The fast pace of our society impels people, organizations, businesses, educational institutions and politicians to seek and adopt changes in the name of progress, but far too often, such changes bring little change of substance or value and sometimes even bring results that are less satisfactory than the realities before the changes. Many such actions are ill-conceived or poorly thought-out, while others are taken in the interest of current situations or “feel good” issues. Education has fallen prey to such ill-advised actions more and more over the last half century or so.

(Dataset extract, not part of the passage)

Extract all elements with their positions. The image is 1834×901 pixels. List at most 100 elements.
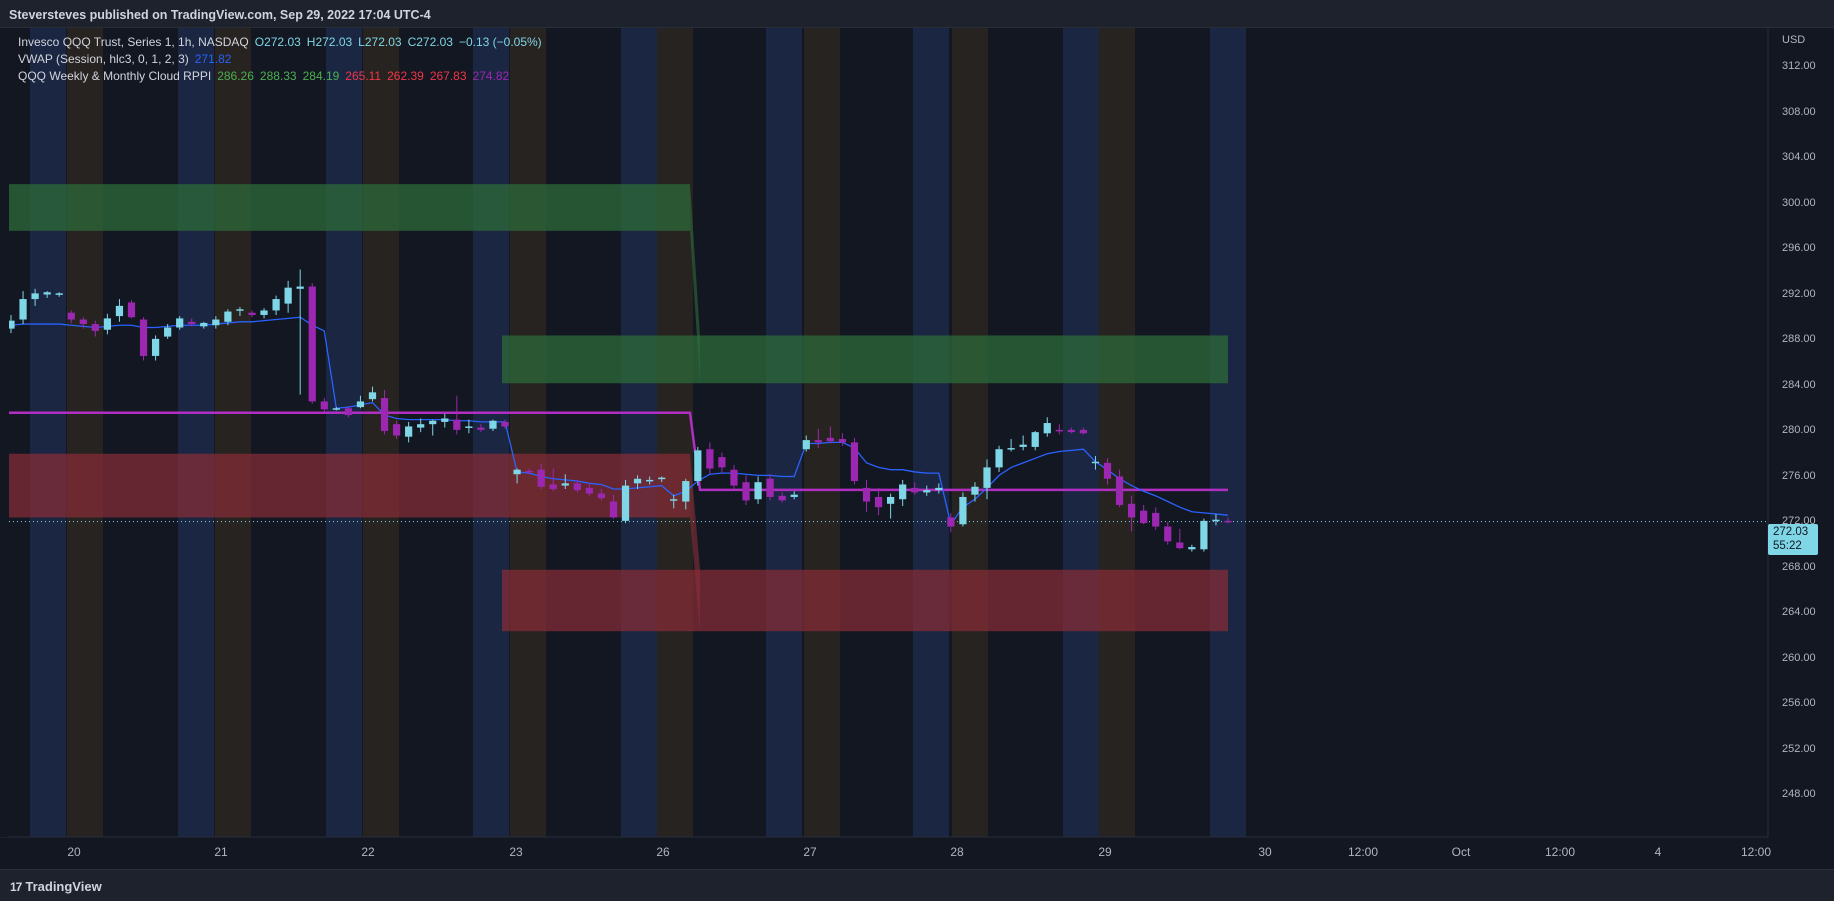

The two current “instigators” of such “progress” are technology and STEM-mania. While technology clearly offers benefits to learning, its impending take-over of our educational system has nothing to do with educational quality or academic excellence. It has to do with convenience and cost, period! As a school board member for six years, I heard quarterly reports on how engaged students were with their classroom devices, how intrigued they were, how much more they enjoyed their lessons. Once I left the board, I started substitute teaching in our local schools, and I have to say, the pictures painted were certainly rosier than the realities I have witnessed. Middle-school students all with devices in front of them are not necessarily more engaged, but they are being kept busy. And there certainly are no real indications that they are learning more.
Online coursework has indeed improved accessibility, but schools have taken this medium well beyond mere accessibility, and the reasoning has nothing to do with quality. It all has to do with enrollment numbers, retention, and cost. And our students are suffering. They simply are not learning as much or as deeply as they once were. That is not to say that online education lacks any value at all, but often the courses are poorly constructed, they are written by a single person, the content has led to standardization, and the instructors are often poorly trained and/or overburdened. As a former faculty director/co-chair for a large, for-profit institution on the East Coast, I saw those issues daily.

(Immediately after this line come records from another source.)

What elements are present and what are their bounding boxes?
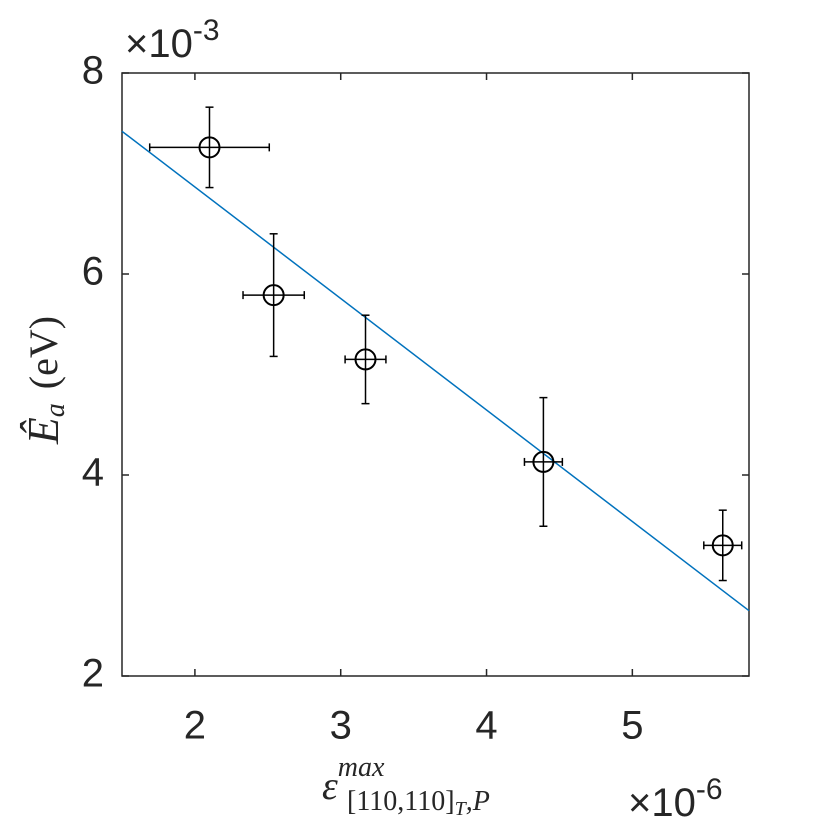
y-label-sub: a — [40, 403, 71, 417]
x-axis-label: εmax [110,110]T,P — [322, 752, 490, 819]
data-point — [711, 534, 734, 557]
y-tick-label: 8 — [82, 49, 104, 93]
x-label-subtail: ,P — [466, 786, 490, 817]
x-tick-label: 5 — [621, 704, 643, 748]
x-tick-label: 3 — [330, 704, 352, 748]
x-label-symbol: ε — [322, 763, 338, 808]
x-multiplier-exponent: -6 — [696, 773, 723, 806]
y-multiplier-exponent: -3 — [193, 14, 220, 47]
x-label-subsub: T — [455, 798, 468, 820]
axes-box — [121, 72, 750, 677]
y-axis-label: Êa (eV) — [19, 316, 71, 445]
y-multiplier: ×10-3 — [125, 14, 220, 66]
x-tick-label: 4 — [475, 704, 497, 748]
x-multiplier: ×10-6 — [628, 773, 723, 825]
y-label-unit: (eV) — [21, 316, 66, 389]
fit-line — [121, 130, 750, 612]
x-tick-label: 2 — [184, 704, 206, 748]
data-point — [354, 348, 377, 371]
y-tick-label: 2 — [82, 652, 104, 696]
y-label-symbol: Ê — [19, 417, 68, 445]
y-multiplier-base: ×10 — [125, 22, 193, 66]
y-tick-label: 6 — [82, 250, 104, 294]
x-multiplier-base: ×10 — [628, 781, 696, 825]
x-label-sub: [110,110] — [347, 786, 455, 817]
data-point — [532, 450, 555, 473]
x-label-sup: max — [338, 752, 385, 783]
data-point — [198, 136, 221, 159]
y-tick-label: 4 — [82, 451, 104, 495]
data-point — [262, 284, 285, 307]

The mania that is STEM education has also led to curricular shifts and requirement alterations that have little to do with real education and more to do with test results and job training. STEM has propelled our schools (at ever lower levels) to focus more on glorified vocational training than on truly educating the minds of our young people. Those disciplines should attract young minds curious about the world and its workings, not because they will make their student record look better for college entrance or because they might want to be in a STEM career.
Change is not necessarily progress, and progress does not ensure positive change. Unfortunately, the overwhelming concern of educational leaders is too often tied to dollar signs than to the young minds with which they are being entrusted.